Alfresco is format-agnostic. It will store any bytes you hand it, and along with storage you get powerful functionality such as permission enforcement, categorization, versioning, automation rules, workflow, check-in / check-out, metadata, and meta-data search (among other capabilities). In addition to these core content-agnostic capabilities, Alfresco will also examine the MIME type to see if additional operations can be performed such as full content indexing, thumbnailing, transformation, automated metadata extraction, and content preview in Alfresco Share.

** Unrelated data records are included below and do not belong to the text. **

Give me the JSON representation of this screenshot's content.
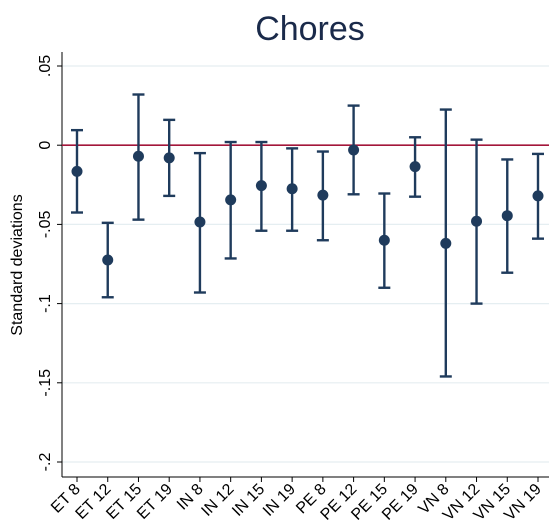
{
  "chart_data": {
    "type": "scatter",
    "subtype": "point-with-error-bars",
    "title": "Chores",
    "xlabel": "",
    "ylabel": "Standard deviations",
    "ylim": [
      -0.2,
      0.05
    ],
    "yticks": [
      0.05,
      0,
      -0.05,
      -0.1,
      -0.15,
      -0.2
    ],
    "ytick_labels": [
      ".05",
      "0",
      "-.05",
      "-.1",
      "-.15",
      "-.2"
    ],
    "grid": true,
    "reference_line": 0,
    "categories": [
      "ET 8",
      "ET 12",
      "ET 15",
      "ET 19",
      "IN 8",
      "IN 12",
      "IN 15",
      "IN 19",
      "PE 8",
      "PE 12",
      "PE 15",
      "PE 19",
      "VN 8",
      "VN 12",
      "VN 15",
      "VN 19"
    ],
    "points": [
      {
        "estimate": -0.0165,
        "lower": -0.0425,
        "upper": 0.0095
      },
      {
        "estimate": -0.0725,
        "lower": -0.096,
        "upper": -0.049
      },
      {
        "estimate": -0.007,
        "lower": -0.047,
        "upper": 0.032
      },
      {
        "estimate": -0.008,
        "lower": -0.032,
        "upper": 0.016
      },
      {
        "estimate": -0.0485,
        "lower": -0.093,
        "upper": -0.005
      },
      {
        "estimate": -0.0345,
        "lower": -0.0715,
        "upper": 0.002
      },
      {
        "estimate": -0.0255,
        "lower": -0.054,
        "upper": 0.002
      },
      {
        "estimate": -0.0275,
        "lower": -0.054,
        "upper": -0.002
      },
      {
        "estimate": -0.0315,
        "lower": -0.06,
        "upper": -0.004
      },
      {
        "estimate": -0.003,
        "lower": -0.031,
        "upper": 0.025
      },
      {
        "estimate": -0.06,
        "lower": -0.09,
        "upper": -0.0305
      },
      {
        "estimate": -0.0135,
        "lower": -0.0325,
        "upper": 0.005
      },
      {
        "estimate": -0.062,
        "lower": -0.146,
        "upper": 0.0225
      },
      {
        "estimate": -0.048,
        "lower": -0.1,
        "upper": 0.0035
      },
      {
        "estimate": -0.0445,
        "lower": -0.0805,
        "upper": -0.009
      },
      {
        "estimate": -0.032,
        "lower": -0.059,
        "upper": -0.0055
      }
    ],
    "colors": {
      "point": "#1f3b5c",
      "error_bar": "#1f3b5c",
      "reference_line": "#a3163a",
      "grid": "#e5eef1",
      "axis": "#000000",
      "title": "#1a2a4a"
    }
  }
}
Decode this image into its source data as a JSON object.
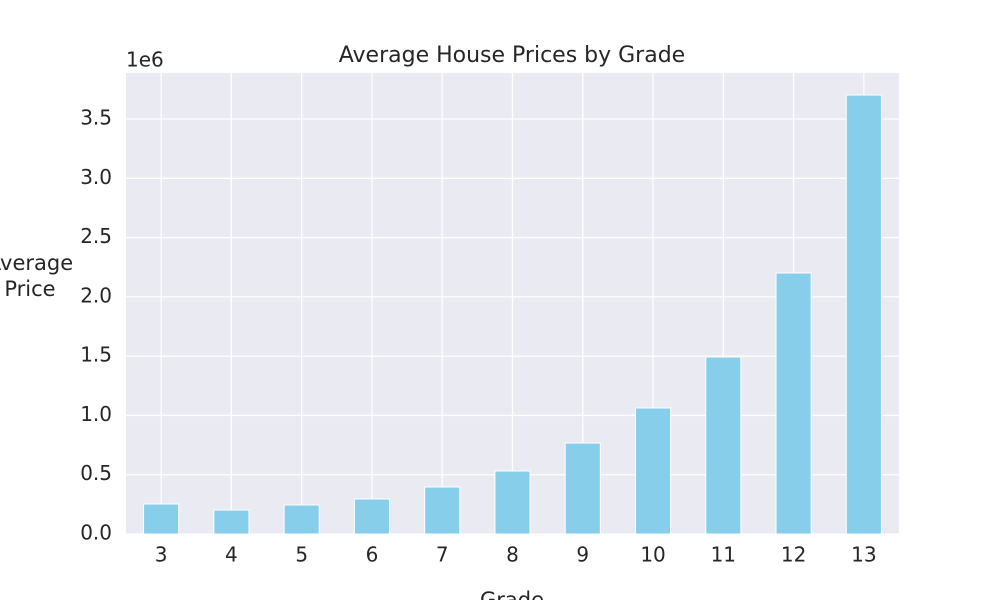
{
  "chart_data": {
    "type": "bar",
    "title": "Average House Prices by Grade",
    "x_label": "Grade",
    "y_label": "Average\nPrice",
    "y_offset_label": "1e6",
    "categories": [
      "3",
      "4",
      "5",
      "6",
      "7",
      "8",
      "9",
      "10",
      "11",
      "12",
      "13"
    ],
    "values": [
      253000,
      202000,
      245000,
      295000,
      396000,
      531000,
      767000,
      1063000,
      1493000,
      2201000,
      3702000
    ],
    "color": "#87ceeb",
    "ylim": [
      0,
      3888000
    ],
    "yticks": [
      {
        "value": 0,
        "label": "0.0"
      },
      {
        "value": 500000,
        "label": "0.5"
      },
      {
        "value": 1000000,
        "label": "1.0"
      },
      {
        "value": 1500000,
        "label": "1.5"
      },
      {
        "value": 2000000,
        "label": "2.0"
      },
      {
        "value": 2500000,
        "label": "2.5"
      },
      {
        "value": 3000000,
        "label": "3.0"
      },
      {
        "value": 3500000,
        "label": "3.5"
      }
    ],
    "grid": true
  }
}
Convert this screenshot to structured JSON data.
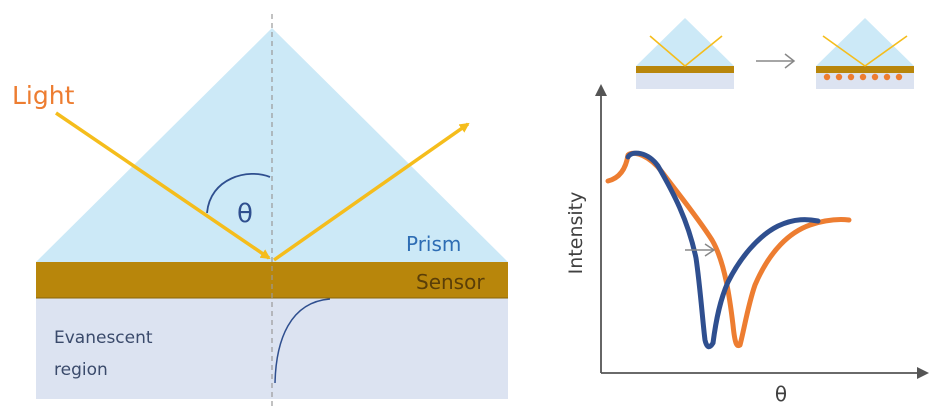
{
  "left_diagram": {
    "light_label": "Light",
    "angle_symbol": "θ",
    "prism_label": "Prism",
    "sensor_label": "Sensor",
    "evanescent_label_line1": "Evanescent",
    "evanescent_label_line2": "region"
  },
  "right_chart": {
    "y_axis_label": "Intensity",
    "x_axis_label": "θ"
  },
  "colors": {
    "prism_fill": "#cce9f7",
    "sensor_gold": "#b8860b",
    "evanescent_fill": "#dce3f1",
    "light_beam": "#f5bd1c",
    "light_label": "#ed7d31",
    "prism_text": "#2e6db4",
    "curve_before": "#2f4f8f",
    "curve_after": "#ed7d31",
    "molecule_dots": "#ed7d31",
    "axis": "#555555",
    "arrow_gray": "#888888",
    "label_dark": "#404040",
    "evanescent_text": "#3a4a6b"
  }
}
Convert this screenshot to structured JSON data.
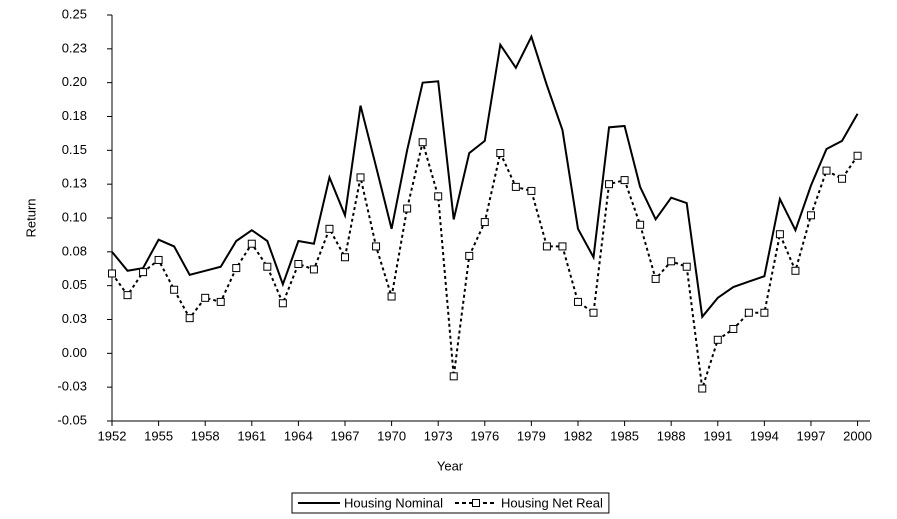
{
  "chart_data": {
    "type": "line",
    "x_label": "Year",
    "y_label": "Return",
    "x": [
      1952,
      1953,
      1954,
      1955,
      1956,
      1957,
      1958,
      1959,
      1960,
      1961,
      1962,
      1963,
      1964,
      1965,
      1966,
      1967,
      1968,
      1969,
      1970,
      1971,
      1972,
      1973,
      1974,
      1975,
      1976,
      1977,
      1978,
      1979,
      1980,
      1981,
      1982,
      1983,
      1984,
      1985,
      1986,
      1987,
      1988,
      1989,
      1990,
      1991,
      1992,
      1993,
      1994,
      1995,
      1996,
      1997,
      1998,
      1999,
      2000
    ],
    "series": [
      {
        "name": "Housing Nominal",
        "color": "#000000",
        "style": "solid",
        "values": [
          0.075,
          0.061,
          0.063,
          0.084,
          0.079,
          0.058,
          0.061,
          0.064,
          0.083,
          0.091,
          0.083,
          0.051,
          0.083,
          0.081,
          0.13,
          0.102,
          0.183,
          0.138,
          0.092,
          0.15,
          0.2,
          0.201,
          0.099,
          0.148,
          0.157,
          0.228,
          0.211,
          0.234,
          0.198,
          0.165,
          0.092,
          0.071,
          0.167,
          0.168,
          0.123,
          0.099,
          0.115,
          0.111,
          0.027,
          0.041,
          0.049,
          0.053,
          0.057,
          0.114,
          0.091,
          0.124,
          0.151,
          0.157,
          0.177
        ]
      },
      {
        "name": "Housing Net Real",
        "color": "#000000",
        "style": "dotted",
        "marker": "square",
        "values": [
          0.059,
          0.043,
          0.06,
          0.069,
          0.047,
          0.026,
          0.041,
          0.038,
          0.063,
          0.081,
          0.064,
          0.037,
          0.066,
          0.062,
          0.092,
          0.071,
          0.13,
          0.079,
          0.042,
          0.107,
          0.156,
          0.116,
          -0.017,
          0.072,
          0.097,
          0.148,
          0.123,
          0.12,
          0.079,
          0.079,
          0.038,
          0.03,
          0.125,
          0.128,
          0.095,
          0.055,
          0.068,
          0.064,
          -0.026,
          0.01,
          0.018,
          0.03,
          0.03,
          0.088,
          0.061,
          0.102,
          0.135,
          0.129,
          0.146
        ]
      }
    ],
    "xlim": [
      1952,
      2000.8
    ],
    "xticks": [
      1952,
      1955,
      1958,
      1961,
      1964,
      1967,
      1970,
      1973,
      1976,
      1979,
      1982,
      1985,
      1988,
      1991,
      1994,
      1997,
      2000
    ],
    "ylim": [
      -0.05,
      0.25
    ],
    "yticks": [
      {
        "value": -0.05,
        "label": "-0.05"
      },
      {
        "value": -0.025,
        "label": "-0.03"
      },
      {
        "value": 0,
        "label": "0.00"
      },
      {
        "value": 0.025,
        "label": "0.03"
      },
      {
        "value": 0.05,
        "label": "0.05"
      },
      {
        "value": 0.075,
        "label": "0.08"
      },
      {
        "value": 0.1,
        "label": "0.10"
      },
      {
        "value": 0.125,
        "label": "0.13"
      },
      {
        "value": 0.15,
        "label": "0.15"
      },
      {
        "value": 0.175,
        "label": "0.18"
      },
      {
        "value": 0.2,
        "label": "0.20"
      },
      {
        "value": 0.225,
        "label": "0.23"
      },
      {
        "value": 0.25,
        "label": "0.25"
      }
    ],
    "grid": false,
    "legend": "bottom"
  }
}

I am regularly asked to provide a list of formats for which Alfresco supports these extra capabilities. Unfortunately, such a list depends on the underlying technologies that we use and it changes very quickly. In this post I hope to provide some guidelines on how Alfresco will treat various formats. These lists are not exhaustive, as I have only listed formats that I have personally tested.
Alfresco is designed to be very extensible. If Alfresco does not have a capability that you would like for a specific format, it is worth checking with us to see if we are aware of an Alfresco Partner or community project that has provided the desired functionality.
If Alfresco can convert a MIME type to text, it will extract that text and index it for full content searching. Share will also display a preview of the text, including formatting were possible. Alfresco uses Open Office for conversions that retain formatting, and Apache Tika to do conversions that require clean text. Apache Tika is also used for conversions from Word to HTML in Web QuickStart.
- Text based files (obviously) such as TXT, CSV, RTF, XML, and HTML. Single-byte and multi-byte encodings work fine.
- File formats that are readable by OpenOffice, such as MS Office and Open XML formats (XLS, DOC, PPT, XLSX, DOCX, and PPTX), Word Perfect files (WPD), and Open Document files (ODS, ODT, ODP).
- The text layer of a PDF files (be aware that some PDF files just contain an image of the text).
Previews are created by transforming the content to a PDF using Open Office, then using the open source utility PDFtoSWF to convert it to a Flash movie. For this reason, the formatting for some MS Office documents will not be rendered correctly in the preview. In our Swift release it will be possible to incorporate a 3rd party transformer (such as MS Office) to help with these extractions and transformations.
Alfresco can do image transformations, such as thumbnail generation. If Alfresco can convert an image format to PDF, then it will also display the image for preview in Share as described above. ImageMagick is the library used under the hood for transformations, and there are very few file formats that do not work.
Apache Tika is used for extracting metadata such as EXIF data.
Audio and Video
Alfresco Share does not currently have a previewer for audio and video, but will in the Swift release.
In the Swift release, one of three previewers will be selected depending on the content MIME type and browser capability. If the browser has Flash 10+ available, Strobe from the OSMF will be used. Flashfox will be used for older versions of Flash. If Flash is not available, or if neither player supports the content MIME type, HTML5 will be used to deploy the content. The available players will be configuration driven. Previews use progressive downloading so that playback can be started before the whole video has been downloaded.
There are no transformers bundled for audio and video, but the Share Extras project shows how to define transformers based on FFmpeg, which we can’t ship due to license concerns.
Though I have seen the audio and video preview demoed, I haven’t played with it yet so I can’t tell you what video and audio formats will be supported. Based on the underlying libraries, I would expect common modern formats will work just fine.
Most metadata extraction is done with Apache Tika. Only a limited number of extractors are wired out of the box, but the hooks are available for customers to wire additional extraction.
I hesitate to call them “unsupported” formats, because Alfresco can manage these files just fine (even really large AutoCAD files) but you won’t get previews or metadata extraction. Of course this is not a complete list, but I thought it would be helpful specify common requests that we do not currently fulfill.
- MS Visio
- MS Project
- AutoCAD (though a partner plugin can provide preview, thumbnails, and metadata)
- iWork formats (though engineering is currently working on this one)
Though the details of this post will quickly become out of date, I hope that the information presented will continue to guide you in determining what capabilities Alfresco will have for a given format. Our open-source approach of leveraging the best underlying libraries the community has to offer means that our capabilities expand quickly. By looking at the tools we harness you can get a sense for what a specific release can do.
Feel free to list in the comments any additional formats you have tried so that others benefit. I apologize for the cumbersome comments system, as spammers have caused me problems in the past.